White House Still Thinks ‘Bees Are Good’

Photo: WOLFGANG KUMM/2011 AFP

When President Obama exclaimed, “Bees are good!” while the insects sent small children screaming in fear around the White House lawn during this year’s Easter Egg Roll, he wasn’t only trying to get kids to be quiet so he could read Where the Wild Things Are. 

No, he was apparently also making a policy statement! Today, the White House announced the National Strategy to Promote the Health of Honey Bees and Other Pollinators, which happens to be bureaucratese for “Bees Are Good.”

As the Department of Agriculture reminded the U.S. this week, honeybees have been dying in large numbers the past few years; scientists credit the mass deaths to parasites, pesticides, and a loss of plant diversity due to fields that only grow one type of crop — which doesn’t give the bees a very varied diet. 

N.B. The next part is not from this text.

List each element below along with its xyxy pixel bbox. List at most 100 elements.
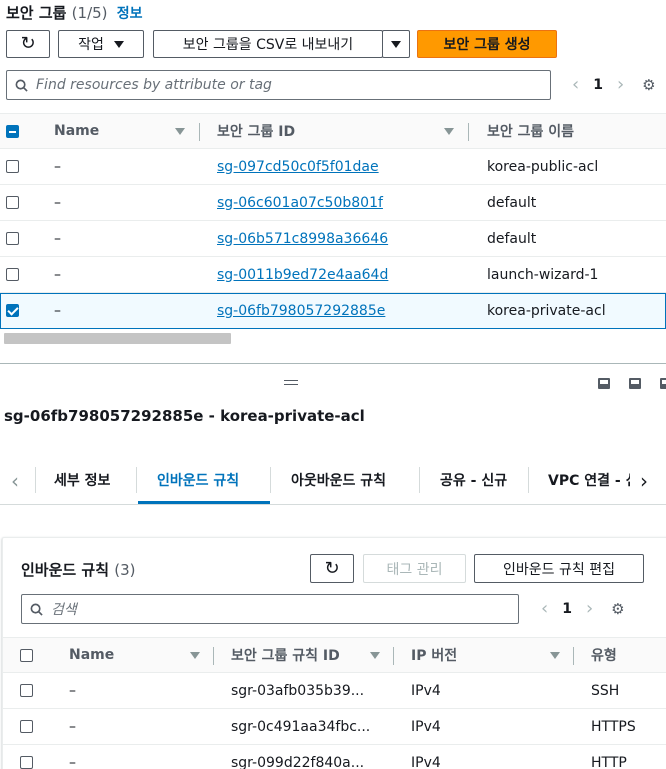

Since honeybees play a large role in giving Americans healthy food, and their future absence could cause food prices to skyrocket, the White House would like to keep them alive by restoring 7 million acres for pollinator habitats. It is also researching pesticides to determine how safe they are — and if they can be improved. 

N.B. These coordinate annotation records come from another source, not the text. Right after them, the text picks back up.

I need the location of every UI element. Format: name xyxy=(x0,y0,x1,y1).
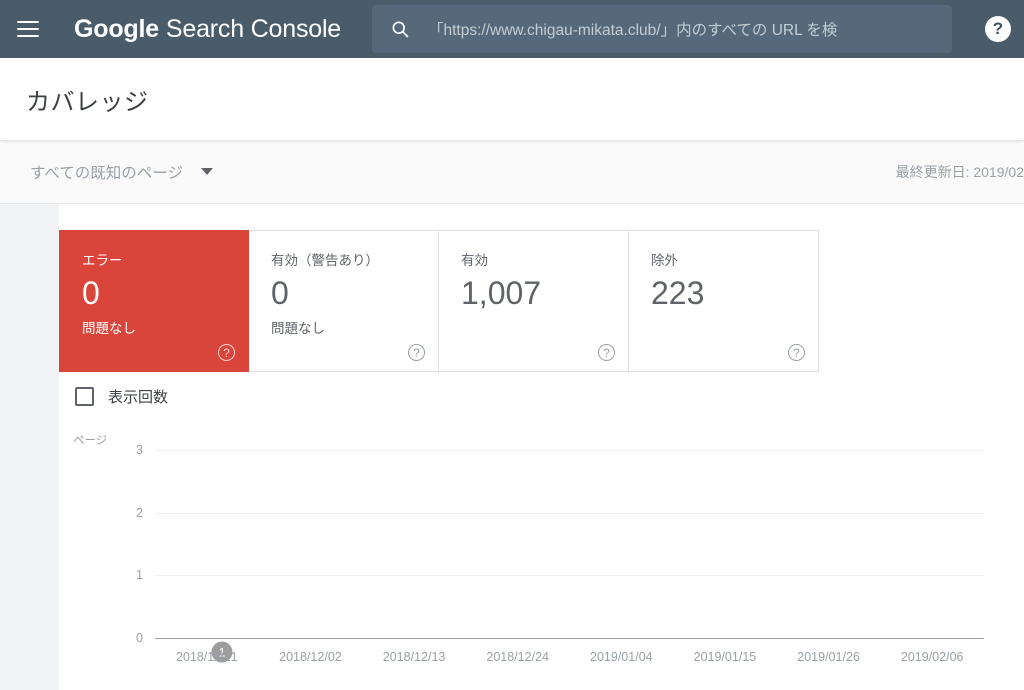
page-scope-dropdown-label: すべての既知のページ xyxy=(30,164,183,182)
status-card-value: 0 xyxy=(271,275,289,312)
status-card-valid[interactable]: 有効 1,007 ? xyxy=(439,230,629,372)
chart-y-tick-label: 0 xyxy=(136,631,143,645)
help-icon-glyph: ? xyxy=(992,19,1004,38)
status-card-subtitle: 問題なし xyxy=(82,320,136,336)
impressions-checkbox[interactable] xyxy=(75,387,94,406)
status-card-label: 有効（警告あり） xyxy=(271,253,379,268)
status-card-excluded[interactable]: 除外 223 ? xyxy=(629,230,819,372)
chart-y-axis-title: ページ xyxy=(73,435,108,447)
chart-x-tick-label: 2019/01/15 xyxy=(693,650,757,664)
chart-x-tick-label: 2019/01/04 xyxy=(590,650,653,664)
search-icon xyxy=(390,19,410,39)
coverage-chart: ページ 3210 1 2018/11/21 2018/12/02 2018/12/1… xyxy=(59,432,1024,672)
chevron-down-icon xyxy=(201,168,213,175)
chart-baseline xyxy=(155,638,984,639)
last-updated-text: 最終更新日: 2019/02 xyxy=(895,163,1024,180)
title-bar: カバレッジ xyxy=(0,58,1024,140)
chart-gridline xyxy=(155,575,984,577)
page-scope-dropdown[interactable]: すべての既知のページ xyxy=(30,161,213,183)
chart-x-tick-label: 2019/01/26 xyxy=(797,650,860,664)
chart-y-axis-ticks: 3 2 1 0 xyxy=(125,443,143,645)
brand-logo[interactable]: Google Search Console xyxy=(74,15,341,44)
chart-x-tick-label: 2018/12/02 xyxy=(279,650,342,664)
app-bar: Google Search Console 「https://www.chiga… xyxy=(0,0,1024,58)
chart-x-tick-label: 2019/02/06 xyxy=(900,650,964,664)
status-card-value: 1,007 xyxy=(461,275,542,312)
impressions-checkbox-row[interactable]: 表示回数 xyxy=(75,386,168,407)
search-input-placeholder[interactable]: 「https://www.chigau-mikata.club/」内のすべての … xyxy=(428,18,928,40)
chart-y-tick-label: 3 xyxy=(136,443,143,457)
page-title: カバレッジ xyxy=(26,88,149,116)
search-box[interactable]: 「https://www.chigau-mikata.club/」内のすべての … xyxy=(372,5,952,53)
chart-x-tick-label: 2018/12/13 xyxy=(382,650,446,664)
brand-google-text: Google xyxy=(74,14,159,43)
brand-product-text: Search Console xyxy=(165,14,342,43)
status-card-help-icon[interactable]: ? xyxy=(408,344,425,361)
status-card-label: 除外 xyxy=(651,253,678,268)
status-card-label: エラー xyxy=(82,253,123,268)
status-card-subtitle: 問題なし xyxy=(271,320,325,336)
hamburger-menu-icon xyxy=(17,16,39,41)
status-card-value: 0 xyxy=(82,275,100,312)
status-card-row: エラー 0 問題なし ? 有効（警告あり） 0 問題なし ? 有効 1,007 … xyxy=(59,230,819,372)
coverage-panel: エラー 0 問題なし ? 有効（警告あり） 0 問題なし ? 有効 1,007 … xyxy=(59,204,1024,690)
chart-y-tick-label: 1 xyxy=(136,568,143,583)
chart-plot-area: 1 xyxy=(155,450,984,663)
chart-y-tick-label: 2 xyxy=(136,505,143,520)
help-icon[interactable]: ? xyxy=(985,16,1011,42)
status-card-help-icon[interactable]: ? xyxy=(218,344,235,361)
chart-x-tick-label: 2018/11/21 xyxy=(175,650,238,664)
impressions-checkbox-label: 表示回数 xyxy=(108,389,169,406)
chart-gridline xyxy=(155,450,984,451)
status-card-error[interactable]: エラー 0 問題なし ? xyxy=(59,230,249,372)
chart-x-tick-label: 2018/12/24 xyxy=(486,650,549,664)
status-card-valid-with-warnings[interactable]: 有効（警告あり） 0 問題なし ? xyxy=(249,230,439,372)
chart-gridline xyxy=(155,512,984,514)
chart-x-axis-ticks: 2018/11/21 2018/12/02 2018/12/13 2018/12/24… xyxy=(155,650,984,670)
status-card-help-icon[interactable]: ? xyxy=(788,344,805,361)
status-card-value: 223 xyxy=(651,275,705,312)
status-card-help-icon[interactable]: ? xyxy=(598,344,615,361)
hamburger-menu-button[interactable] xyxy=(0,0,56,58)
filter-bar: すべての既知のページ 最終更新日: 2019/02 xyxy=(0,140,1024,204)
status-card-label: 有効 xyxy=(461,253,488,268)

“Honey bee pollination alone adds more than $15 billion in value to agricultural crops each year,” Dr. John Holdren, director of the White House Office of Science and Technology Policy, wrote in a White House blog post today, explaining another reason the White House might be interested in saving the bees. The White House is also interested in protecting the monarch butterfly, which has not done so well in recent years, and other pollinators like birds and bats.  

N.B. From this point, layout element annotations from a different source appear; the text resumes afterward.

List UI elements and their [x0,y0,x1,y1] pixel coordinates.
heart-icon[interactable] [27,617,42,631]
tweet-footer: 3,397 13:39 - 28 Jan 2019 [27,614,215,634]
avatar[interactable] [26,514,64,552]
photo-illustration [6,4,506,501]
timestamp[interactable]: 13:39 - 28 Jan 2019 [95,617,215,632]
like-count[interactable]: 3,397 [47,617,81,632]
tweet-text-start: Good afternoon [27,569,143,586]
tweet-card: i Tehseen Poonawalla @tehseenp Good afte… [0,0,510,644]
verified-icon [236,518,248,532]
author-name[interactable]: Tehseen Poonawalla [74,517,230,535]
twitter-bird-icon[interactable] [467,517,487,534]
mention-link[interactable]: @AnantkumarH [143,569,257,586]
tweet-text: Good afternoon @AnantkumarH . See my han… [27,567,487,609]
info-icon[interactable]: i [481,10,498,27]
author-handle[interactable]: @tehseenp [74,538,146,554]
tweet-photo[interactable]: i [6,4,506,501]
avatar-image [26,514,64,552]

It might not be possible for the White House to do everything in its new plan — the president is asking Congress to appropriate an additional $34 million to honeybee research and protection, the type of ask that hasn’t fared too well during the Obama presidency.

Obama has also seemed pretty determined about saving the bees for a while, as the Washington Post reported this morning. When a honeybee-pin-wearing National Medal of Science winner thanked him for his focus on bees, the president replied“I do care about bees — and we’re going to fix them!”